It’s been a tough week for Sugar. There’s still snow on the ground from last weekend’s big drop; the temperature has been hovering in the teens; and the wind chill's got the bark of a pit bull and a bite to match. All week long that pit bull has chased SugarAnne back into the house. One day it even undercut my authority. She was tasked to go to the gym. But because of the cold she refuuuuused to go.
“I guess you’ll be able to get your ‘tweed’ on tonight”, she wrote in a chat message.
"Why? What do you mean?” (I’m actually thinking, “Oh no, what the hell unfixable thing did you do?!”)
“It’s cold outside”, she says. (I think: “Duh. Who doesn’t know that?”)
"Yes, I know”, I sanitized my internal sarcasm for external delivery.
“I’m not going out there!” She says.
I’m-not-going-out-there? I was so caught off guard by this last line that I actually tilted my head up to make sure that I was looking down through the most powerful part of my lenses. I squinted and slowly lowered my head until I could see those fateful words with the sharpest focus and clarity available. I just wanted to be sure that what I was seeing was actually what I was seeing. And that's exactly what I was seeing! Perhaps I had a virus that affected my vision. Nah. Maybe the computer had a virus? Nah. Perhaps she had a virus! Perhaps.
But there they were: “I’m not going out there" – followed by the ubiquitous exclamation point!
I mean, I can’t be seeing this! This cannot be true. It is not possible that these words were uttered from the loving pixelips of Her Royal (characteristically compliant) Sweetness. Surely there is something wrong with the World Wide Web – a glitch, perhaps, in the configuration of the electromagnetic forces, fields, rays and waves that pull and push words from keyboard to the screen and on to the screens all over the world. The World Wide Web was obviously broken!!
“Really.” My response was more a statement than a question.
“It’s just too cold”, she said. And the chat went silent for a moment.
I’m just not quite sure I’m believing this. At this point I could’ve picked up the phone and gotten to the heart of the matter. But I kinda like these chat exchanges we have each day. We actually get each other – even in chat.
I break the silence.
“You always have a choice in these matters Sugar” I veil my threat at first.
“But you’ll regret it.” Uh-oh! Here we go! It-is-on! I put my electronic bark up against the bite of the pit bull.
“I’m not going out there!” Wha’th-? There it is again! That frickin’ glitch!
"MickyD’s 3:16”, I say.
"???” She doesn’t understand.
“Have it your way”, I clarify.
“That was actually a Burger King campaign”. Oh no she di’int! She MUST have a virus!
“You know what I mean!” If the glitch were equal opportunity those letters would’ve been capitalized.
“I’m going to bed”.
That being settled we went on to chat quite amicably about other unrelated stuff. I spent the rest of the morning and part of the afternoon nervously planning a big “tweed” event. And event that outright defiance called for.
The reality of Sugar’s outright defiance was driven home quite humorously later that afternoon. It was as if God was watching out for her. I had the unusual (and unfortunate) opportunity to be called out of the office in the late afternoon – the warmest part of the day mind you. I park in a garage but I had to stop for gas.
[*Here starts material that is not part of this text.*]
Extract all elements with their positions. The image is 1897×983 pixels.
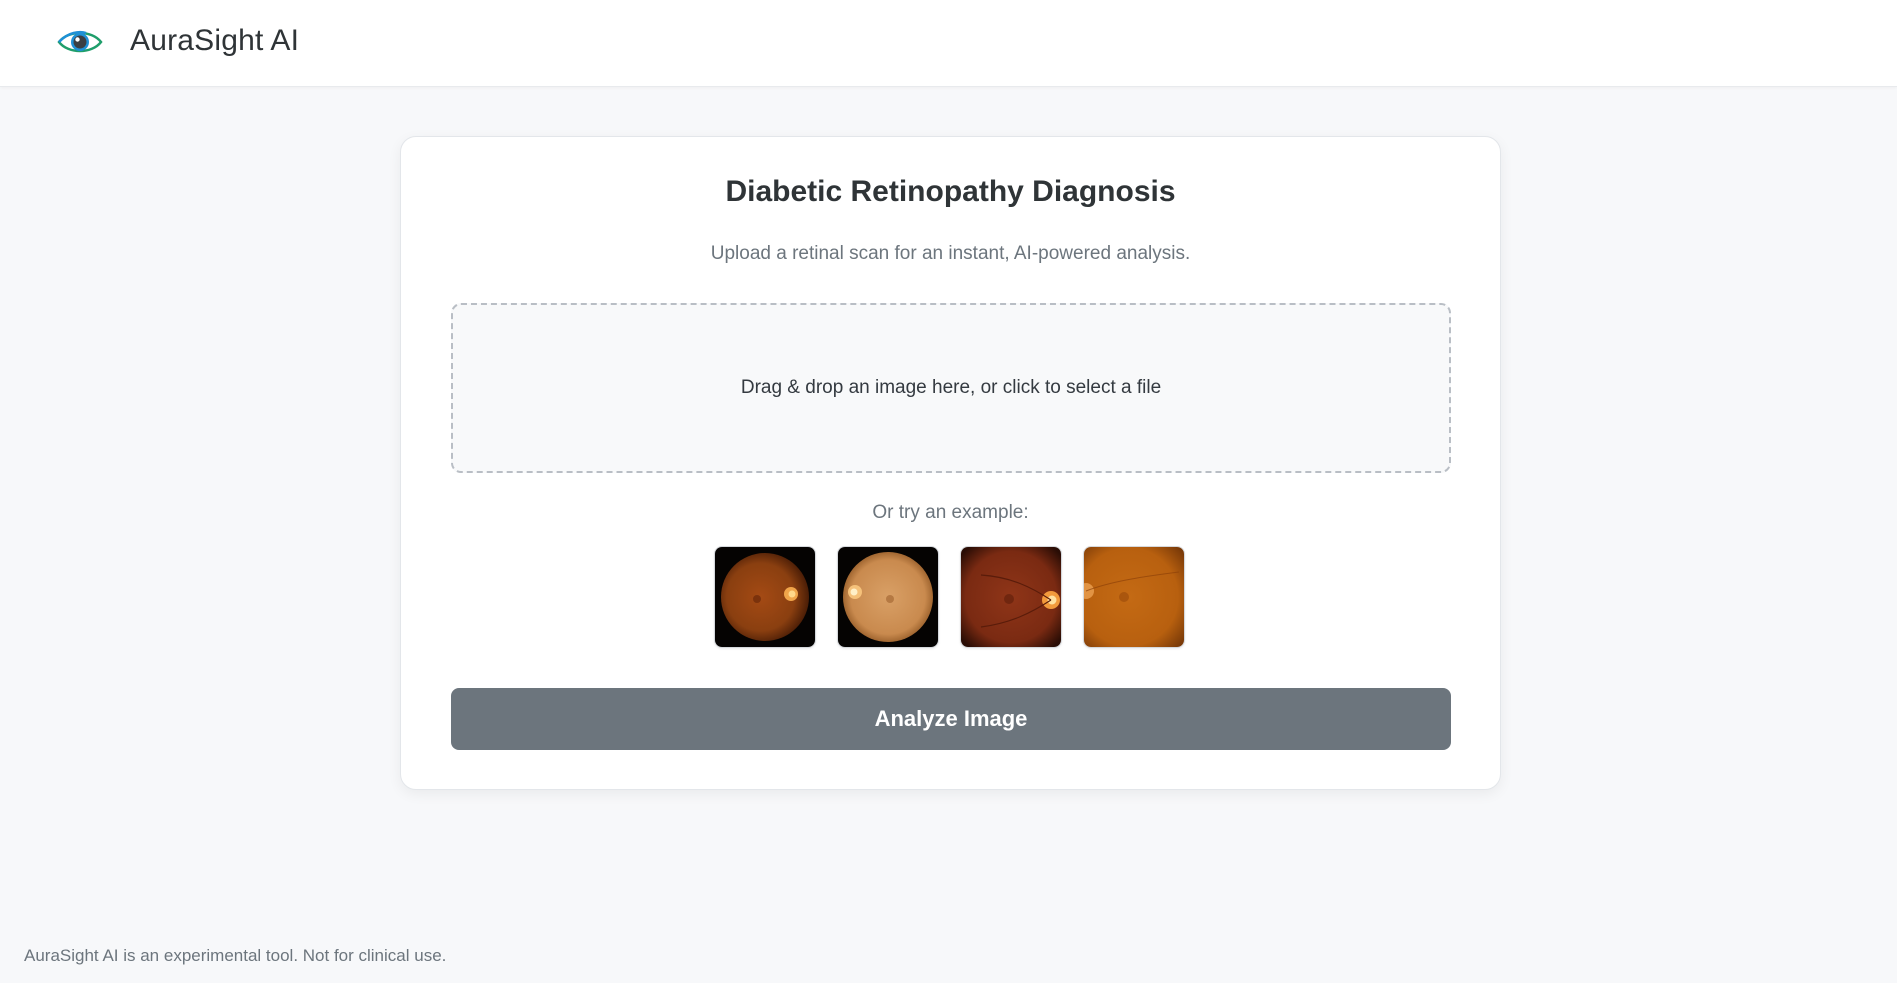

And when I stepped out of my car the breath of that pit bull wrapped around me and the damned thing bit me right on the ass! All I could say was “OH-MY-GOD!” And I said it out loud too (yeah, I’m the pastor - smirk). I, quite literally, quelled the urge to say to other people pulling up to the pump, “DON’T! Don’t get outta your car!!” I'm serious. I was freezing my ass off!
Needless to say, the plans for a big “tweed” event were blown away by the breath of that pit bull. Yeah, I got the paddle out when I got home. I postured; even threw a little intimidation around – at first. But ended up laughingly explaining how I came to understand her outright defiance. Amnesty International is not one of my charities. But amnesty was in order and amnesty was bestowed.
But don’t think I didn’t spend a few spanks - loving spanks that is - on her willing bottom.